LAS VEGAS (AP) Dave Rice knew there would be pressure when he took the job at UNLV. He played on the Runnin’ Rebels’ 1990 championship team and spent 11 seasons as an assistant at the school, so he understood the expectations in Sin City.
But as Rice enters his fifth season at his alma mater, the pressure is definitely building – and he’s embracing it.
“When you’re at UNLV, there’s always pressure,” Rice said. “That’s one of the reasons I wanted the job, because people care.”
Rice took over a program already in good shape. Lon Kruger took UNLV to the NCAA Tournament his final two seasons before leaving for Oklahoma and Rice made a seamless transition, leading the Rebels into the bracket in his first two seasons.
UNLV went through a tumultuous season in 2013-14 to miss the NCAA Tournament and Rice decided to give the Rebels a fresh start by rebuilding the program from the ground up last season. He had just signed a contract extension and figured he had the leeway to reset the foundation to build the team he wanted.
That meant a young team for 2014-15; eight new players, several others thrust into bigger roles.
The Rebels got off to a solid start, holding their own during one of the nation’s toughest nonconference schedules.
Once the Mountain West season started, UNLV started showing signs of inconsistency and the season took a turn for the worse when Rashad Vaughn injured his knee against Fresno State. The Rebels limped down the stretch without their talented freshman and were bounced from the Mountain West tournament in the second round, assuring another missed NCAA Tournament.
With two straight seasons without making the NCAA Tournament, the rumors began to swirl that Rice was on his way out. Instead, UNLV stuck with him, giving the 47-year-old another chance to get the Rebels back into March Madness.
“I feel good about the decision I made to build this program the right way,” Rice said. “The good part is I’m the coach, we have a good team and I think we’re going to have a very successful year.”
The Rebels certainly have the pieces for success.

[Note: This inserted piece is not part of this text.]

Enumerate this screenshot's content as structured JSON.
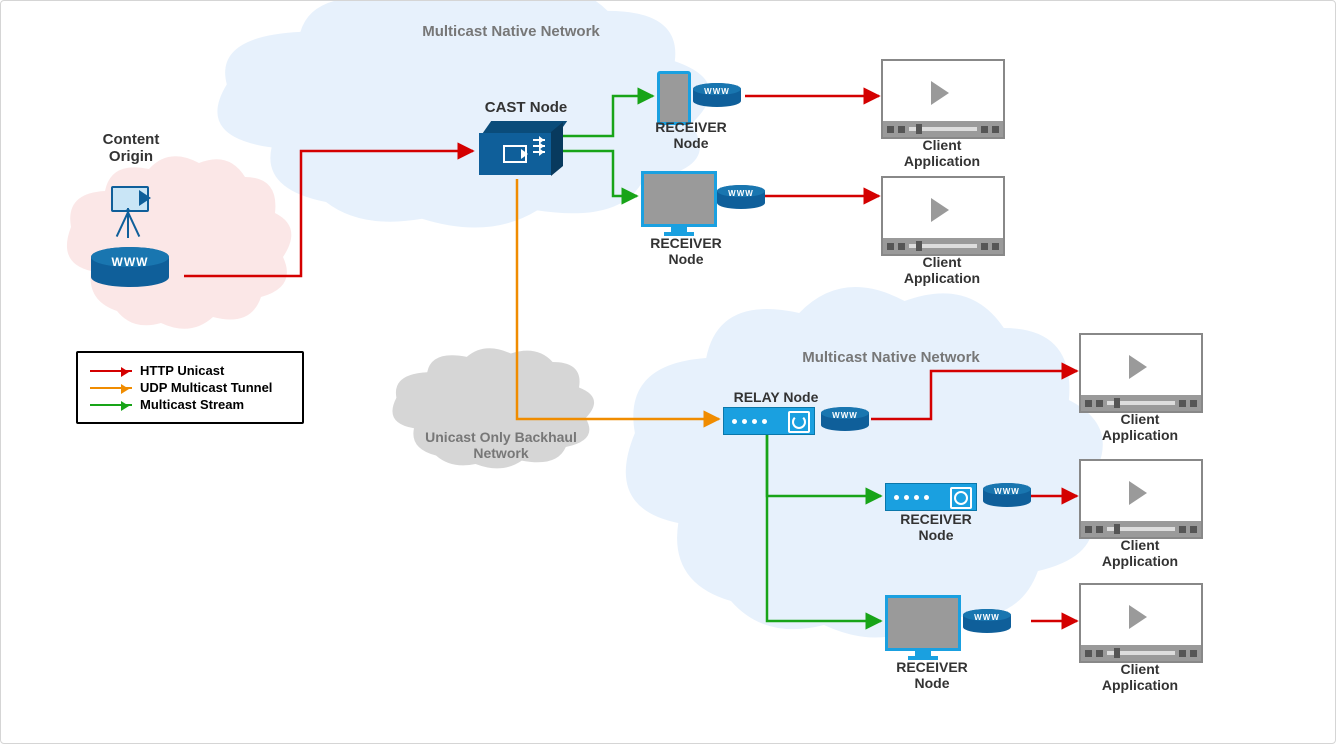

UNLV lost Vaughn – the 17th overall pick in the NBA draft – and Christian Wood, but have four sophomores back who played extensively last season. The Rebels also will add three veteran players who sat out last season: Oregon transfer Ben Carter, Rutgers transfer Jerome Seagears and junior guard Daquan Cook, who missed last season after tearing his ACL.
And, as has been the case at UNLV the past few years, Rice brought in another stellar recruiting class, led by 7-foot center Stephen Zimmerman Jr. and high-flying forward Derrick Jones, two players coveted by some of the biggest programs in the country.
“I like our personnel, I like our depth and I think last year could be the building block for a breakthrough season this year,” Rice said.
Zimmerman was a huge coup for Rice and the Rebels.
A potential game-changer at both ends of the floor, Zimmerman played at nearby Bishop Gorman High School and UNLV had recruited him since his freshman year.
Being able to keep one of the nation’s top recruits from leaving the state helps cement the recruiting foundation Rice set the previous years with players like Vaughn and Anthony Bennett, the first overall pick of the 2013 NBA draft.
“Now we’ve kind of turned the corner in terms of proving that we can recruit high-level guys and now I think we can be even a little more selective,” Rice said. “I like where we are.”
The next step is to start winning again – and take some of the pressure off.